Pour contourner cette impasse, des institutions comme la Banque d’investissement et de développement de la CEDEAO (BIDC) ou divers fonds de garantie nationaux et régionaux renforcent leurs lignes de soutien à destination du secteur privé. Toutefois, l’écart entre l’offre de financement structurée et la demande des micros-entrepreneurs du terrain demeure considérable.

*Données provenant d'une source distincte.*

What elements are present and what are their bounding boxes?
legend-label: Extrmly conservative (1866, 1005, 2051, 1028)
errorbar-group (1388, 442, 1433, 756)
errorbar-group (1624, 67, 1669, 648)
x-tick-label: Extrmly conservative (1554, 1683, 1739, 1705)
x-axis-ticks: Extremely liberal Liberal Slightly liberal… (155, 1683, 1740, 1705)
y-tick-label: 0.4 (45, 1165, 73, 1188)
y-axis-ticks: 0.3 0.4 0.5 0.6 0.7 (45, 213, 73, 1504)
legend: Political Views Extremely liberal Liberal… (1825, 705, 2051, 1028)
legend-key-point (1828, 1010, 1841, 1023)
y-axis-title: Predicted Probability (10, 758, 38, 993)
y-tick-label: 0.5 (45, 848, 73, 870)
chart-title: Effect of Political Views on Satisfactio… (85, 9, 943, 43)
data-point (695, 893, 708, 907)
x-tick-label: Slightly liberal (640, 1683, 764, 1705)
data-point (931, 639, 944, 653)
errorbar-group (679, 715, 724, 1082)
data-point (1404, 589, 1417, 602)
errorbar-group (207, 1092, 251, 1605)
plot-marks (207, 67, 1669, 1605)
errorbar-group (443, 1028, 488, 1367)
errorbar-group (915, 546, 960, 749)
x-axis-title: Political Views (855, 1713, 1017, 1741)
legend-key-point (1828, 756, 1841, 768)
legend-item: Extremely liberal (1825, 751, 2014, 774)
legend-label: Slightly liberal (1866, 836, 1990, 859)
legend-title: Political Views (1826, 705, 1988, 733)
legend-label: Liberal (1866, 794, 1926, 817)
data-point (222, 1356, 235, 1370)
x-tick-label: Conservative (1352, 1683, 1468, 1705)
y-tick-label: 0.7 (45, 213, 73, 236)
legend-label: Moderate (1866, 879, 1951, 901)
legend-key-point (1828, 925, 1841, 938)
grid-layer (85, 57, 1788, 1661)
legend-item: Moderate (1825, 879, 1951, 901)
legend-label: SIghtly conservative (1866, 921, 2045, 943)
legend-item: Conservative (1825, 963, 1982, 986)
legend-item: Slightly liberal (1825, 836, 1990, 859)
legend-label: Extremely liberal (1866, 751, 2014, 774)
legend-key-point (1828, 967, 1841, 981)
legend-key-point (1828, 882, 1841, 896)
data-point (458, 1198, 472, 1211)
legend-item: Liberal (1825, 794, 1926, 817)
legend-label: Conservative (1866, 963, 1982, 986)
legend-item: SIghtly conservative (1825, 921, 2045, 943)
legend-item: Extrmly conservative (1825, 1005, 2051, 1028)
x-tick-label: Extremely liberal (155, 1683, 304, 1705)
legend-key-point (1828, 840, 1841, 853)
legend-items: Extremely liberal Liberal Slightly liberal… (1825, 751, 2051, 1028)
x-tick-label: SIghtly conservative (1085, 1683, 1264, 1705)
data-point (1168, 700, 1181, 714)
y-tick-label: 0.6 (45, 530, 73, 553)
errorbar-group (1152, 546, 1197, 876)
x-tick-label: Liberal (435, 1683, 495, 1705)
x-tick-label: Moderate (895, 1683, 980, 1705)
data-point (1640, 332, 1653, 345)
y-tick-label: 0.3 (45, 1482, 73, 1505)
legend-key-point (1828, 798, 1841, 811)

Fragmentations douanières et barrières non tarifaires : le défi du marché unique

En théorie, le schéma de libéralisation des échanges de la CEDEAO (SLE/ETLS) garantit la libre circulation des marchandises d’origine communautaire, sans droits de douane ni taxes équivalentes. Dans la pratique, la réalité des petites entreprises transfrontalières s’avère très différente.

"La formalisation des MPME n'est pas qu'une question administrative ou fiscale : c'est le prérequis indispensable pour permettre à nos producteurs de traverser les frontières sans subir les barrières non tarifaires et les tracasseries qui plombent la compétitivité régionale."

Les petites structures subissent de plein fouet des goulots d’étranglements tels que la complexité des certificats d'origine entrainant des démarches administratives souvent hors de portée des petites unités de transformation agroalimentaire ou artisanale. Les contrôles intempestifs et le racket aux frontières engendrent des coûts cachés qui érodent la marge bénéficiaire des transporteurs et des commerçants, tandis que le manque d'harmonisation des normes conduit à l'absence de reconnaissance mutuelle des standards de qualité et sanitaires entre États membres tandis que.

 

L'enjeu des recommandations de Cotonou 

Le rendez-vous parlementaire de Cotonou met en lumière une évidence : l'intégration sous-régionale ne pourra pas se concrétiser uniquement par des décrets intergouvernementaux ou de grands projets d'infrastructures. Elle dépend de la capacité des millions de micro-entrepreneurs d'Afrique de l'Ouest à produire, transformer et vendre librement au-delà de leurs frontières nationales.

Le cadre légal communautaire doit désormais évoluer pour offrir aux MPME un environnement prévisible, sécurisé et incitatif, condition sine qua non pour transformer ce secteur informel en un moteur formel de prospérité partagée.